Title: Recent Advances in Robotics and Generative Modeling

Abstract: 
I will present two of the several threads of ongoing research at OpenAI. First I will present improved algorithms training GANs, as well as algorithms for learning unexpectedly interpretable features using GANs. Next, I will present our recent work in robotics, where we develop a very simple method for adapting a controller from a simulation to the real world.  
 
Leon Bottou
Facebook

Title: Two big challenges in machine learning

Abstract: 

Machine learning technologies are increasingly used in complex software systems such as those underlying internet services today or self-driving vehicles tomorrow. Despite famous successes, there is more and more evidence that machine learning components tend to disrupt established software engineering practices. I will present examples and offer an explanation of this annoying and often very costly effect. Our first high-stake challenge consists therefore in formulating sound and efficient engineering principles for machine learning applications.
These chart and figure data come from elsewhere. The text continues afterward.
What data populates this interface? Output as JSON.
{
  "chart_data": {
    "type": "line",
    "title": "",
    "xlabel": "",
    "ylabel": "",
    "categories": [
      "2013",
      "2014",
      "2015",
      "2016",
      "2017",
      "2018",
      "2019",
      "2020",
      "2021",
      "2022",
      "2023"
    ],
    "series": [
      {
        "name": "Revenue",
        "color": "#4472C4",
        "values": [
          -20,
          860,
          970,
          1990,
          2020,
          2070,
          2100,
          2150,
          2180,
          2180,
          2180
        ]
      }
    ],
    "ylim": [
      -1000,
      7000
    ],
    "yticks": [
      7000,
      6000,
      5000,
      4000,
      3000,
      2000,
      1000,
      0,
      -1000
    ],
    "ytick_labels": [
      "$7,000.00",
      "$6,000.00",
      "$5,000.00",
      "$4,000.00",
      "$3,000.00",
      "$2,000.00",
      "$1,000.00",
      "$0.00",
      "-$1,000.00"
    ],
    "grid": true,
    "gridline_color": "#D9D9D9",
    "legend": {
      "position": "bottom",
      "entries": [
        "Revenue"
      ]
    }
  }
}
Machine learning research can often be viewed as an empirical science. Unlike nearly all other empirical sciences, progress in machine learning has largely been driven by a single experimental paradigm: fitting a training set and reporting performance on a testing set. Three forces may terminate this convenient state of affairs: the first one is the engineering challenge outlined above, the second one arises from the statistics of large-scale datasets, and the third one is our growing ambition to address more serious AI tasks. Our second high-stakes challenge consists therefore in enriching our experimental repertoire, redefining our scientific processes, and still maintain our progress speed.

 
Pieter Abbeel
UC Berkeley

Title: Deep Reinforcement Learning for Robotics

Abstract: 

Deep learning has enabled significant advances in supervised learning problems such as speech recognition and visual recognition. Reinforcement learning provides only a weaker supervisory signal, posing additional challenges in the form of temporal credit assignment and exploration. Nevertheless, deep reinforcement learning has already enabled learning to play Atari games from raw pixels (without access to the underlying game state) and learning certain types of visuomotor manipulation primitives.  I will discuss major challenges for, as well as some preliminary promising results towards, making deep reinforcement learning applicable to real robotic problems.
 
Adam Coates
Baidu

Title: Bringing AI to 100 million people with deep learning

Abstract:

Large scale deep learning has made it possible for small teams of researchers and engineers to tackle hard AI problems that previously entailed massive engineering efforts.  I’ll share the story of Baidu’s Deep Speech engine:  how a recurrent neural network has evolved into a state-of-the-art production speech recognition system in multiple languages, often exceeding the abilities of native speakers.  I will cover the vision, the implementation, and some lessons learned to illustrate what it takes to build new AI technology that 100 million people will care about.